Rescue workers Wednesday sifted through the rubble of the deadliest bombing in Afghanistan for a year as signs of poor election turnout pointed to the success of Taliban intimidation.
An Afghan man closes his roadside shop and prepares to leave ahead of evening prayers under posters of Afghan president Hamid Karzai in Kabul, Afghanistan, Tuesday, Aug. 25, 2009. (AFP Photo)
With the Taliban-led insurgency at record levels, the Islamist rebels were blamed for setting off a truck bomb in the heart of the southern city of Kandahar, killing at least 40 people and wounding 65, almost all civilians.
The force of the explosion shattered windows and brought down buildings, trapping people under the rubble as they were breaking their Ramadan fast, General Ghulam Ali Wahdat, the southern police zone commander, told AFP.

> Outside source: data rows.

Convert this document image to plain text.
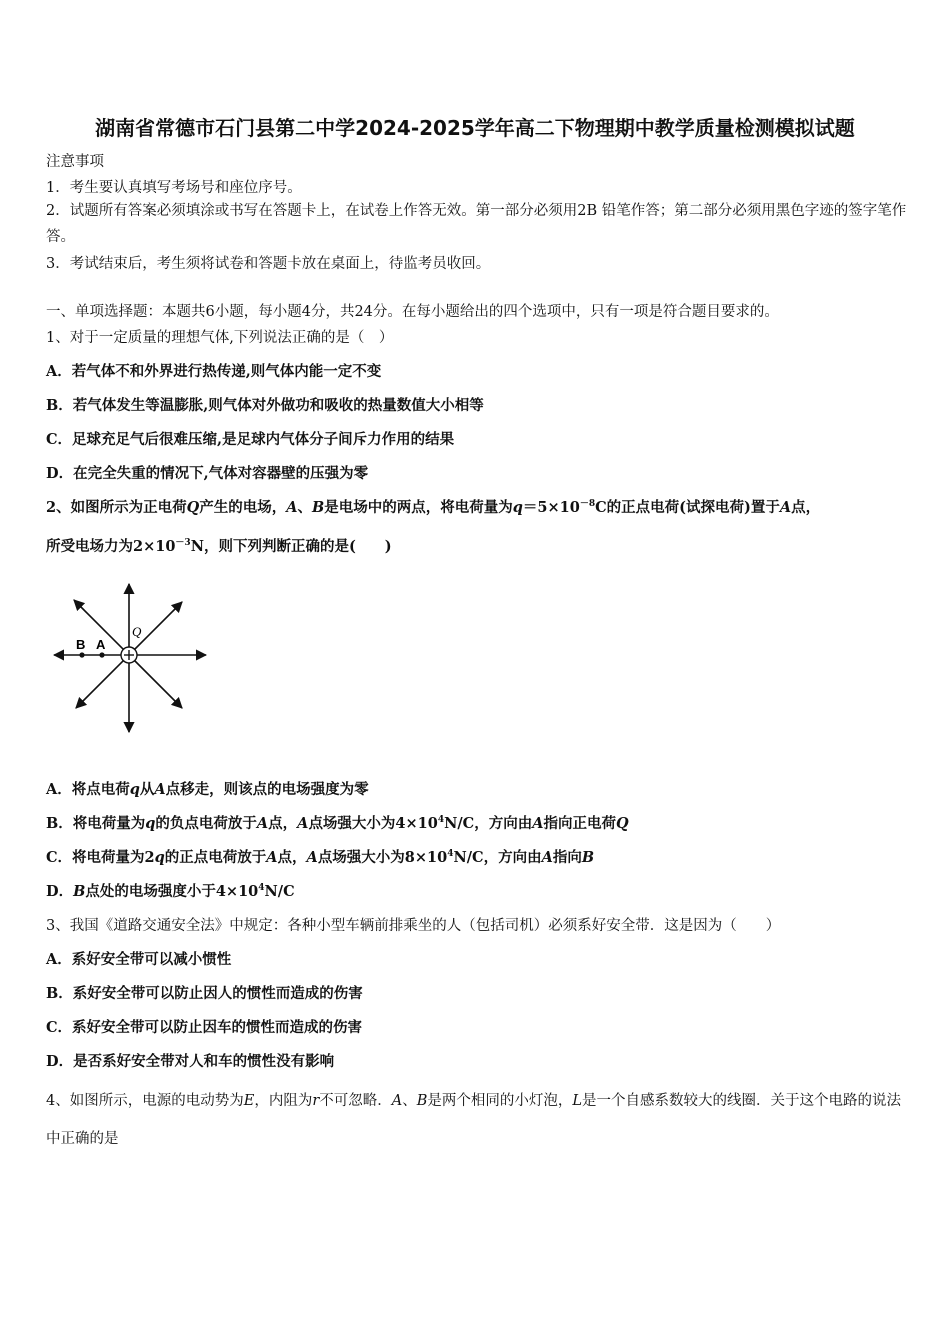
湖南省常德市石门县第二中学2024-2025学年高二下物理期中教学质量检测模拟试题
注意事项
1．考生要认真填写考场号和座位序号。
2．试题所有答案必须填涂或书写在答题卡上，在试卷上作答无效。第一部分必须用2B 铅笔作答；第二部分必须用黑色字迹的签字笔作答。
3．考试结束后，考生须将试卷和答题卡放在桌面上，待监考员收回。
一、单项选择题：本题共6小题，每小题4分，共24分。在每小题给出的四个选项中，只有一项是符合题目要求的。
1、对于一定质量的理想气体,下列说法正确的是（　）
A．若气体不和外界进行热传递,则气体内能一定不变
B．若气体发生等温膨胀,则气体对外做功和吸收的热量数值大小相等
C．足球充足气后很难压缩,是足球内气体分子间斥力作用的结果
D．在完全失重的情况下,气体对容器壁的压强为零
2、如图所示为正电荷Q产生的电场，A、B是电场中的两点，将电荷量为$q=5\times 10^{-8}C$的正点电荷(试探电荷)置于A点，
所受电场力为$2\times 10^{-3}N$，则下列判断正确的是(　　)
B A
Q
A．将点电荷q从A点移走，则该点的电场强度为零
B．将电荷量为q的负点电荷放于A点，A点场强大小为$4\times 10^4N/C$，方向由A指向正电荷Q
C．将电荷量为2q的正点电荷放于A点，A点场强大小为$8\times 10^4N/C$，方向由A指向B
D．B点处的电场强度小于$4\times 10^4N/C$
3、我国《道路交通安全法》中规定：各种小型车辆前排乘坐的人（包括司机）必须系好安全带．这是因为（　　）
A．系好安全带可以减小惯性
B．系好安全带可以防止因人的惯性而造成的伤害
C．系好安全带可以防止因车的惯性而造成的伤害
D．是否系好安全带对人和车的惯性没有影响
4、如图所示，电源的电动势为E，内阻为r不可忽略．A、B是两个相同的小灯泡，L是一个自感系数较大的线圈．关于这个电路的说法中正确的是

The Taliban denied involvement in the attack. The militia, which ruled Afghanistan from 1996 until the 2001 US-led invasion, are known to exaggerate their claims as well as deny attacks involving civilian casualties.
"It was a truck bomb. In total 40 to 41 people have been killed and over 65 other people have been wounded," Wahdat told AFP.
Afghan and foreign forces sealed off the site in the troubled city, which was an old Taliban regime powerbase, as they searched through the rubble from over 10 buildings destroyed in the explosion, an AFP photographer said.
The bomb blew up near a Japanese construction company, a guest house used by foreigners and government offices. Kandahar is the province of President Hamid Karzai, who is narrowly leading the race for re-election after polls last week.
The explosives caused massive damage, set a wedding hall ablaze and trapped people under the rubble, officials said.
Dazed and panicked Afghans, some covered in blood, joined security forces to search for victims in the debris, the AFP photographer said.
Afghanistan, like the rest of the Muslim world is observing the holy month of Ramadan with fasting from dawn to dusk, when people generally go home to eat and so the district was less busy than normal.
The killings made it the deadliest explosion in Afghanistan since a suicide car bomber killed more than 60 people, including two senior diplomats, in an attack on the Indian embassy in Kabul on July 7, 2008.
Karzai called in his security officials shortly after Tuesday's attack and ordered a thorough investigation of the incident and the arrest of "those responsible as soon as possible," his office said.
The attack happened less than two hours after the Independent Election Commission in Kabul announced the first results from the hotly contested elections held last Thursday beneath a cloud of Taliban-induced fear.
Taliban had pledged to disrupt the poll, the second of its kind in the history of Afghanistan now on the path to a Western-sponsored democracy.
Although the West praised election day for taking place amid less violence than expected, officials said there were more than 300 incidents ranging from small explosions to rocket attacks and gun battles that killed 26 people.
After less than nine months, 2009 is also now on record as the deadliest year for foreign troops in the country since the US-led invasion.
Partial results from the ballot released Tuesday showed Karzai -- who is from Kandahar province -- with a two percent lead over his main rival, former foreign minister Abdullah Abdullah.
Figures released to AFP by Karzai's campaign office, gathered from polling stations by his representatives, put him on track to win between 55 and 62 percent of the vote.
The Karzai office figures show total turnout at less than 5.5 million out of registered voters numbering between 15 million and 17 million.
Analysts have said that such low turnout -- one of the aims of the Taliban intimidation campaign -- could raise questions about the legitimacy of the victor and possibly lead to widespread unrest.
The neck-and-neck race between the two increasingly bitter rivals has been tainted with claims of fraud and ballot-stuffing, most of it in favour of Karzai, whose camp has been claiming victory since shortly after polls closed.
A bomb attack on Wednesday in Kunduz meanwhile killed the head of the justice department in the northeastern province, Qari Jihangir, police said.
"The bomb was placed in his car. We're investigating the incident right now," said regional police chief Abdul Razaq Yaqoubi.